Gujarat High Court’s Judgment:
a) It has not been disputed by the Revenue that the tax has been paid by ONGC u/s 115WA of the Income Tax Act, 1961 on the expenditure mentioned above. Thus, even as per the Revenue, it was a fringe benefit for the purpose of section 115WA during the period FBT regime was in force. The immediate question arising out of the facts is thus that can the employee also be asked to pay tax on such amounts treating them as salary.
b) FBT Regime survived for short period of time. FBT provisions made two major departures from the normal tax provision. First, the payer of fringe benefits was held responsible to pay tax at flat rate of 30% of the value of benefit and second such tax would be paid by the employer even if otherwise not liable to pay tax on the basis of normal computation of his income. The FBT is therefore, referred to as a surrogate tax.
c) The term “perquisite” is defined by section 17(2) of the Income Tax Act, 1961 and the definition is inclusive in nature. The definition was as follows at various points in time:-
Thus, the statutory provisions were framed in a manner to avoid double taxation, both at employer’s and employee’s end.

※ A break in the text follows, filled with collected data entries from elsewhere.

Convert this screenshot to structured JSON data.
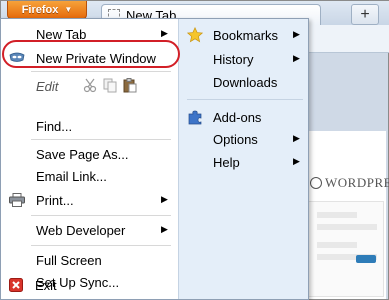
{
  "browser": {
    "app_button": "Firefox",
    "tab_title": "New Tab",
    "new_tab_symbol": "+"
  },
  "page_preview": {
    "logo_text": "WORDPRESS"
  },
  "menu_left": [
    {
      "label": "New Tab",
      "has_submenu": true
    },
    {
      "label": "New Private Window",
      "has_submenu": false
    },
    {
      "label": "Edit",
      "has_submenu": false
    },
    {
      "label": "Find...",
      "has_submenu": false
    },
    {
      "label": "Save Page As...",
      "has_submenu": false
    },
    {
      "label": "Email Link...",
      "has_submenu": false
    },
    {
      "label": "Print...",
      "has_submenu": true
    },
    {
      "label": "Web Developer",
      "has_submenu": true
    },
    {
      "label": "Full Screen",
      "has_submenu": false
    },
    {
      "label": "Set Up Sync...",
      "has_submenu": false
    },
    {
      "label": "Exit",
      "has_submenu": false
    }
  ],
  "menu_right": [
    {
      "label": "Bookmarks",
      "has_submenu": true
    },
    {
      "label": "History",
      "has_submenu": true
    },
    {
      "label": "Downloads",
      "has_submenu": false
    },
    {
      "label": "Add-ons",
      "has_submenu": false
    },
    {
      "label": "Options",
      "has_submenu": true
    },
    {
      "label": "Help",
      "has_submenu": true
    }
  ],
  "colors": {
    "highlight_ring": "#d21f27",
    "firefox_orange": "#e66b0c",
    "menu_right_bg": "#e4eef9"
  }
}
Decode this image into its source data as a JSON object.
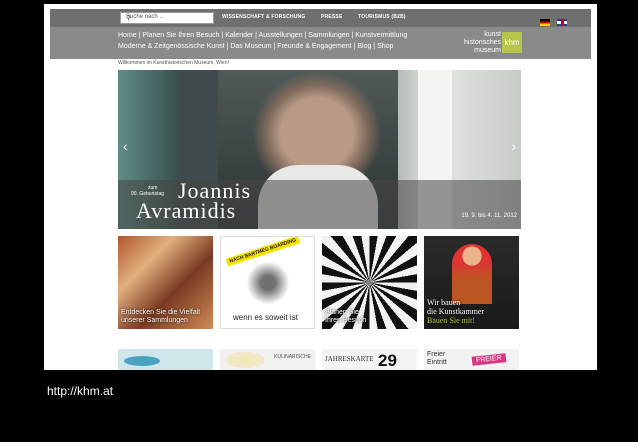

d) Once a certain benefit is held to be a fringe benefit and the employer is taxed accordingly under chapter XIIH of the Act, the same benefit cannot be included in the income of the employee treating it as a perquisite. Thus, no TDS was required to be deducted by the employer in such case.
e) The same was held in various cases, i.e. in case of Commissioner of Income tax(TDS) v. Oil & Natural Gas Corporation (India) Ltd.,  38 taxmann.com 187 (Gujarat); Commissioner of Income tax v. Oil &Natural Gas Corporation (India) Ltd.,  61 taxmann.com 105 (Gujarat) and Commissioner of Income tax (TDS) v. Oil & Natural Gas Corporation (India) Ltd.,  54 taxmann.com 381 (Gujarat).
f) As Revenue has accepted tax on fringe benefits in the instant case from the employer as correct, the same amount cannot be taxed in the hands of the employees which would be a clear case of double taxation.
g) In case of S. R. Koshti (supra), Division Bench of Gujarat High Court held that every assessment of tax even due to mistake of the assessee can be corrected in exercise of revisional powers by the Commissioner
h) Thus, the appeal of the assessee is allowed.